“Understand me, I’m sending you out like sheep in the midst of wolves; so, you will have to be as cunning as snakes and harmless as doves” (Matthew 10.16).
It may be a false one, but I have a memory of seeing the teaser posters for the film Ghostbusters that showed only the no-ghosts symbol on a black background and the words, in white font, Coming to Save the World This Summer. Back in those pre-internet days, there was no way a kid from Memphis had any means to find out just what was coming. Or that it would be a movie I’d watch more than a dozen times before that decade ended.
Ghostbusters was the second-highest grossing film of 1984. And, it was inescapable.

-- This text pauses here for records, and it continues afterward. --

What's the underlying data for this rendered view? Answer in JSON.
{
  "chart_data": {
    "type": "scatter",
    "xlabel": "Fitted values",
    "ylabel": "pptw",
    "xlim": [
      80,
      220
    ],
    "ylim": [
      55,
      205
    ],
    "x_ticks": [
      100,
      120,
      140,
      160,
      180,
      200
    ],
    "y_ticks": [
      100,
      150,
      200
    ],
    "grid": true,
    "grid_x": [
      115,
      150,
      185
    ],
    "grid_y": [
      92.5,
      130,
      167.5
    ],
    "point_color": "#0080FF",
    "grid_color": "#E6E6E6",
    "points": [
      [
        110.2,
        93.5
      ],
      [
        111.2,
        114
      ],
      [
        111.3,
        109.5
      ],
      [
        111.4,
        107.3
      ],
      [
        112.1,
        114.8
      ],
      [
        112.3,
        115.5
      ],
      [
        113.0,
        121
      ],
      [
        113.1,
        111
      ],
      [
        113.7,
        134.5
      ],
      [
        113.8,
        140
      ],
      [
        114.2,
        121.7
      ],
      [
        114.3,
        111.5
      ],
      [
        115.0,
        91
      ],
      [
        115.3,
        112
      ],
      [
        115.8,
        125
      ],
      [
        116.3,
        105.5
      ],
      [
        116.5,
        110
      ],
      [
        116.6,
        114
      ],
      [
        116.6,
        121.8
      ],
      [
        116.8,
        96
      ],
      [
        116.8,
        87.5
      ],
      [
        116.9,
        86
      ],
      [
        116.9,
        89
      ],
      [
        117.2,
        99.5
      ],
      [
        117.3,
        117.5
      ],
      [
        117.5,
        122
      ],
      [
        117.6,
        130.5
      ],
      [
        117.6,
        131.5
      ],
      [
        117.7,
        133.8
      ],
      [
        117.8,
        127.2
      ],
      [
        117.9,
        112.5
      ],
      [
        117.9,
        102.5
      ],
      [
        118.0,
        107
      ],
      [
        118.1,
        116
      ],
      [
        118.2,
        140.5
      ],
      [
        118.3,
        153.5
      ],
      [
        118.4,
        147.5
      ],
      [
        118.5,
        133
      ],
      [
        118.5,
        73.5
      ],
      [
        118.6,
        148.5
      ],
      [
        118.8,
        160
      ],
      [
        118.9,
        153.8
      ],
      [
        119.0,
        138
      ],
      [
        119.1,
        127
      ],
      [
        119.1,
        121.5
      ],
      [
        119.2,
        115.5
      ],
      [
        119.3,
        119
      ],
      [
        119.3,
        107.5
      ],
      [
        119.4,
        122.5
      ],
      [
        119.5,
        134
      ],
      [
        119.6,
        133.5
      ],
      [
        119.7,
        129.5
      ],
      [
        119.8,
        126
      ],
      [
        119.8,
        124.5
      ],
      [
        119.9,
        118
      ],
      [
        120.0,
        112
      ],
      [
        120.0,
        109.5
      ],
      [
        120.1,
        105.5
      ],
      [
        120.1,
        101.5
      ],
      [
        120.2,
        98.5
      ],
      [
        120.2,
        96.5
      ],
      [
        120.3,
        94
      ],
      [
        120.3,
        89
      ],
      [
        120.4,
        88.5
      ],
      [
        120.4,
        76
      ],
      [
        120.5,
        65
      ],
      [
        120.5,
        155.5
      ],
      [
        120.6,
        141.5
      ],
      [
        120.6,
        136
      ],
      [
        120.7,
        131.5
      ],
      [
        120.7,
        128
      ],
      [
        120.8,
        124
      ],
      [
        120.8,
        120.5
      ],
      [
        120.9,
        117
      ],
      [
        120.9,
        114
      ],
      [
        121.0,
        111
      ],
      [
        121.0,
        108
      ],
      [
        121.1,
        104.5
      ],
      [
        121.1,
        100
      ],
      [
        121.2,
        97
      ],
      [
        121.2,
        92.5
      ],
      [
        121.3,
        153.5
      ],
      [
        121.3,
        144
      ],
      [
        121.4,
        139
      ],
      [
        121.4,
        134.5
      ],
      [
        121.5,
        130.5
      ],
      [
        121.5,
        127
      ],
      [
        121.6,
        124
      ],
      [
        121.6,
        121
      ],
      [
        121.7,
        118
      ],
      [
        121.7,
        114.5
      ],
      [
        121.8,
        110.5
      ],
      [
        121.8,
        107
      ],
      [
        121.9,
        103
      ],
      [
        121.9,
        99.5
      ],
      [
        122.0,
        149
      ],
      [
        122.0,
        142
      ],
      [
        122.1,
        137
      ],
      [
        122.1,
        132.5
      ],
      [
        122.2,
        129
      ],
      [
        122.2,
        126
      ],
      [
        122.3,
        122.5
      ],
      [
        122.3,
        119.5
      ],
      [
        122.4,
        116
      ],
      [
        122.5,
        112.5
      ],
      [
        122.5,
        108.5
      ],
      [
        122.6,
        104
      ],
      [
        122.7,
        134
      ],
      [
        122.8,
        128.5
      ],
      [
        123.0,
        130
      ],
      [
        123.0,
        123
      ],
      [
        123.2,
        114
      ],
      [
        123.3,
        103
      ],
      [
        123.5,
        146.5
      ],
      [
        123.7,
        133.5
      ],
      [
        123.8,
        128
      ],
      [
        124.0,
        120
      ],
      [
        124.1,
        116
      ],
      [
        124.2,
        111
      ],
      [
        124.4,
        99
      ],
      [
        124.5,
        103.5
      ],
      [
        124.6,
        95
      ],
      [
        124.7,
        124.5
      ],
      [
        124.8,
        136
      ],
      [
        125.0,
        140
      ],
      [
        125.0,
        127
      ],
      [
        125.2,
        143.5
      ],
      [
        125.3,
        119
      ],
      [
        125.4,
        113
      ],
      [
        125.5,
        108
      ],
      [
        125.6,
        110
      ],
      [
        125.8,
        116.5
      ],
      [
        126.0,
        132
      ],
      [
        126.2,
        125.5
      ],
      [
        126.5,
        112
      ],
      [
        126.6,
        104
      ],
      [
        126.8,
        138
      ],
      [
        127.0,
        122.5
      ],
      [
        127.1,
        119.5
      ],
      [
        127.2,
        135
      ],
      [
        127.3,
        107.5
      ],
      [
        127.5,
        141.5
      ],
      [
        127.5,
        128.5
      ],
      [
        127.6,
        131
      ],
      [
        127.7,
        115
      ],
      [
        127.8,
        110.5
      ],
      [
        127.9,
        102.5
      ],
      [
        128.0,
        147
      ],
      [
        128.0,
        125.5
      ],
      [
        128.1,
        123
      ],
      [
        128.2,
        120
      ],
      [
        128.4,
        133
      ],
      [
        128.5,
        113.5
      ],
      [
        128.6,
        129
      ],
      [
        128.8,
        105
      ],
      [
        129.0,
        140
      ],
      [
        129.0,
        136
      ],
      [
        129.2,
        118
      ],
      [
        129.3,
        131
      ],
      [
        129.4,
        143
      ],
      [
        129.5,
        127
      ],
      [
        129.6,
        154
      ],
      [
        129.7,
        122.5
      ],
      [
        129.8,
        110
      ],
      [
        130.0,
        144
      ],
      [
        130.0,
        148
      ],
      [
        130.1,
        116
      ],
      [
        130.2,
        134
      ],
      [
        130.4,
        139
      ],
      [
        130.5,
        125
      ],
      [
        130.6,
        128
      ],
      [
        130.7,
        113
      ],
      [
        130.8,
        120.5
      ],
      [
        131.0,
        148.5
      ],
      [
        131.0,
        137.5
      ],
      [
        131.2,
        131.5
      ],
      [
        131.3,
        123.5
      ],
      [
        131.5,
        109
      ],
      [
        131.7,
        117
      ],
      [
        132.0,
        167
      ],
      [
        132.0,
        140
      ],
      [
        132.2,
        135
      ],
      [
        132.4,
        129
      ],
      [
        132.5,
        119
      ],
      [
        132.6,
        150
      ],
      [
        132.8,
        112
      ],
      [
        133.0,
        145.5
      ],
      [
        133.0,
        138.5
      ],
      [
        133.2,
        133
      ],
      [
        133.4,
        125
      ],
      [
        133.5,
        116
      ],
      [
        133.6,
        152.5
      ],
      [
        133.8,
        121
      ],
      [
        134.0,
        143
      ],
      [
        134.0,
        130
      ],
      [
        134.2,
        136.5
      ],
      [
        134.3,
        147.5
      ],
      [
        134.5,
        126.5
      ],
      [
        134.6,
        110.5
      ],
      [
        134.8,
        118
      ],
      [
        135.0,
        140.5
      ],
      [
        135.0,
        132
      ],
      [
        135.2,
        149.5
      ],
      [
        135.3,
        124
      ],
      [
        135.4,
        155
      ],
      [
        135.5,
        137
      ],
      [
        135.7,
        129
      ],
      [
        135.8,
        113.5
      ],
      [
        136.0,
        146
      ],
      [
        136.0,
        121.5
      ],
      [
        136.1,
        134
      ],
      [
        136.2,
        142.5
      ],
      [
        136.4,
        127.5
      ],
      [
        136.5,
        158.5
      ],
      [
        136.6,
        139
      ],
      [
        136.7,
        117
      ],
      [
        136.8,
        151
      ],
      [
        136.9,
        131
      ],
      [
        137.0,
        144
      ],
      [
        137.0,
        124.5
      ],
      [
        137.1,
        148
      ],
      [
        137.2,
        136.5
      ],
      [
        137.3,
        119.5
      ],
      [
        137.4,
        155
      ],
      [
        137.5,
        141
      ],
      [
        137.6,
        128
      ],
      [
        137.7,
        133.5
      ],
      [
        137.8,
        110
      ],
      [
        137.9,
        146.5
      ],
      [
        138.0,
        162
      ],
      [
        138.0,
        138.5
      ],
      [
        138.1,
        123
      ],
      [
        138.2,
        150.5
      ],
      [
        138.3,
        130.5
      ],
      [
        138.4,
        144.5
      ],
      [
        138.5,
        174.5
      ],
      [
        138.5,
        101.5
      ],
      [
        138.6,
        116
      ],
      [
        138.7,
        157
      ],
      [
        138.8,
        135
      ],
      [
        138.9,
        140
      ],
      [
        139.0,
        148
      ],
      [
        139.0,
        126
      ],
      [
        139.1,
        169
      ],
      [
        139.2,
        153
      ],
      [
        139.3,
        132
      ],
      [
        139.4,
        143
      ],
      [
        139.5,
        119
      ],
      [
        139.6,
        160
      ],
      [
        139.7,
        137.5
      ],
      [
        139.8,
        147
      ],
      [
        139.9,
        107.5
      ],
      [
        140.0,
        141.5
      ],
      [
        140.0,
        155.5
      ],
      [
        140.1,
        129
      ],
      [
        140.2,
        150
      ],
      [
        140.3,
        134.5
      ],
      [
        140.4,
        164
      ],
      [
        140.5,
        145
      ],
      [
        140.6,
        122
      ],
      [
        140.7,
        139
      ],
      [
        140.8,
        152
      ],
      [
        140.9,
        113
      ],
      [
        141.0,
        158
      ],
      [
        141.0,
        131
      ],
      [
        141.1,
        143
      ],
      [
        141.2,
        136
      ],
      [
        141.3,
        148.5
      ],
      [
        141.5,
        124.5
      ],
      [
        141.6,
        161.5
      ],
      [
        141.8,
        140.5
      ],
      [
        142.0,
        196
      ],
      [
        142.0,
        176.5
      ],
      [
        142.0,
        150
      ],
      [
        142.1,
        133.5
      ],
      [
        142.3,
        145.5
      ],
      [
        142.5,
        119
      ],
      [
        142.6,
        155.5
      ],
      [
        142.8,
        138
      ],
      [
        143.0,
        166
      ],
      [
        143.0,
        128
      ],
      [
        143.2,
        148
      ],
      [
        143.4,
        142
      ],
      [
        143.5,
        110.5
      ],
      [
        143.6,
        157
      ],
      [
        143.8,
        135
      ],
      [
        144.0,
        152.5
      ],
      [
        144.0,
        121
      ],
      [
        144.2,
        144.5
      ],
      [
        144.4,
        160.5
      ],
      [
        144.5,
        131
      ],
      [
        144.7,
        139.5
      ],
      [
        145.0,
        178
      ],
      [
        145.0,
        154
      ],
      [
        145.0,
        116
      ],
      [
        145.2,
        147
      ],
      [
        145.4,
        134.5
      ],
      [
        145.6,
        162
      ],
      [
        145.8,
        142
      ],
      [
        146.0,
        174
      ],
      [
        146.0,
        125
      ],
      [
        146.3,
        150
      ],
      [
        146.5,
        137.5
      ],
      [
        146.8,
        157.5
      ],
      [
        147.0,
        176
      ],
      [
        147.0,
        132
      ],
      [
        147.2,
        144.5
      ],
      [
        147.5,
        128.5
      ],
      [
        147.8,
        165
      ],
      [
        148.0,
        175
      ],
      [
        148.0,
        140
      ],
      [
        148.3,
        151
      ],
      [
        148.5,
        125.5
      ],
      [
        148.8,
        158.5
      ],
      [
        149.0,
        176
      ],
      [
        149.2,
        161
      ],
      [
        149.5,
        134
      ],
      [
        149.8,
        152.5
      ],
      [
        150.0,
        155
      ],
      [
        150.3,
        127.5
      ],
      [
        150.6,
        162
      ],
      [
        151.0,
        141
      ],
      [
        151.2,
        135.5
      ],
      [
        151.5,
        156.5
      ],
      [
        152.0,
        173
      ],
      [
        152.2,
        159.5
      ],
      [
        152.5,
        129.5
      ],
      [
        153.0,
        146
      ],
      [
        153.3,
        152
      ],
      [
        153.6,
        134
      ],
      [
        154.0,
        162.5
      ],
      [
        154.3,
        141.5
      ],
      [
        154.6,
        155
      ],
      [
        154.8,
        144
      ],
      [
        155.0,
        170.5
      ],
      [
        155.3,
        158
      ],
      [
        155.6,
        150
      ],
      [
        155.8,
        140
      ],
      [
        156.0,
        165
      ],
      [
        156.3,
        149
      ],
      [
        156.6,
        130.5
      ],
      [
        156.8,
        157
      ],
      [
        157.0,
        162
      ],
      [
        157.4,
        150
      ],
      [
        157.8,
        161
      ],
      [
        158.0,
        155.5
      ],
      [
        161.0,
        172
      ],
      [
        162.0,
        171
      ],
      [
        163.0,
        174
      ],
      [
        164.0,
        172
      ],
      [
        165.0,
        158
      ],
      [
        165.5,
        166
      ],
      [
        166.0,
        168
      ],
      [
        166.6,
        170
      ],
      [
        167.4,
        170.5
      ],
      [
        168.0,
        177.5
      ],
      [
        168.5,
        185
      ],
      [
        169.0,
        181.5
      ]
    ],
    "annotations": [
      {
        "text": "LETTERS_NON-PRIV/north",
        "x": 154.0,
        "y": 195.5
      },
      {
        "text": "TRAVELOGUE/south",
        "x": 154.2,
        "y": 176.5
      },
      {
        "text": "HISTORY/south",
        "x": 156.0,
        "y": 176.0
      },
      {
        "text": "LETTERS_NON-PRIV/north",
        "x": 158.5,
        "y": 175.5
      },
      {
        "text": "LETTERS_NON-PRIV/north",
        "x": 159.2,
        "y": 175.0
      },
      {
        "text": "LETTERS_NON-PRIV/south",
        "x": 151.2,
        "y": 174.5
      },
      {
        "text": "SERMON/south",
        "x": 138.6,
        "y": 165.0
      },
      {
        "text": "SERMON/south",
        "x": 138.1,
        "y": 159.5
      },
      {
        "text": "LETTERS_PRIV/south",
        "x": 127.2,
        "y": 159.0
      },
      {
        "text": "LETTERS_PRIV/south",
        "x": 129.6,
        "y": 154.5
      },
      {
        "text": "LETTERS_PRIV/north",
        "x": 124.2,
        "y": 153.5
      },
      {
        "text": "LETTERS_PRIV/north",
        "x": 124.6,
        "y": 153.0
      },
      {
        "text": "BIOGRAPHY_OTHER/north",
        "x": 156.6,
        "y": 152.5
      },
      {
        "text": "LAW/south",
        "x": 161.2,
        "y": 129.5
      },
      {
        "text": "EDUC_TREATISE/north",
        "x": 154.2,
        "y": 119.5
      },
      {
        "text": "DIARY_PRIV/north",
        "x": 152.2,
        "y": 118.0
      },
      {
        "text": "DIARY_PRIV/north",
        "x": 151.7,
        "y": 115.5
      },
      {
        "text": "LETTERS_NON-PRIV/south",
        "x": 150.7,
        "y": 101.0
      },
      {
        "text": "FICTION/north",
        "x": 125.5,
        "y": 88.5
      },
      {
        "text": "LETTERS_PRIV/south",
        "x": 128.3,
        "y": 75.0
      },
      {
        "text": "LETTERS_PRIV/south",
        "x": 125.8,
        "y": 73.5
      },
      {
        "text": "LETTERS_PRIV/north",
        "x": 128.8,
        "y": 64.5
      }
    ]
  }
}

It’s theme song, sung by Ray Parker, Jr. dominated the radio and you were hard-pressed to find anyone who didn’t know who they were gonna call.
But it’s that original tagline—the mysterious promise that whoever was behind this symbol was going to be responsible for saving the world—I’ve thought about the most lately. It made you curious. You had to wait, to wonder, and to be surprised by a movie that starts with such low stakes—out-of-work university employees trying to find a steady job—but whose climax holds the fate of our world in the hands of four guys no one would have picked for the responsibility.
The same could be said of the early followers of Jesus. None of them were looking for steady work, in fact the majority already had a life that paid the bills and kept the family dry. But none of these people—men or women—were who anyone would have chosen to help save the world. They were, perhaps like the Ghostbusters, the last people you’d expect, or choose.
Over their heads, the Ghostbusters—Peter, Egon, Ray, and Winston—find themselves tasked far beyond what they ever imagined and doing the most absurd (and dangerous) thing to save the world. And, when you think about it, that’s what Christians have been called to do for centuries—to do something as absurd as loving those you encounter, to treat all of Creation as beloved of God, to sit somewhere other than at the head of the table.
Neither you or I will likely save the world this summer, at least not all by ourselves. But who knows what actions or words that we may do or say will have an impact on the lives we encounter. There’s no way to predict what might make a difference through the spontaneous, loving responses we give to the world around us. Particularly when we dare to live as if our small contributions can make such a difference in the lives of so many.
Jesus, may I live courageously today to love as you loved; so the world may be changed.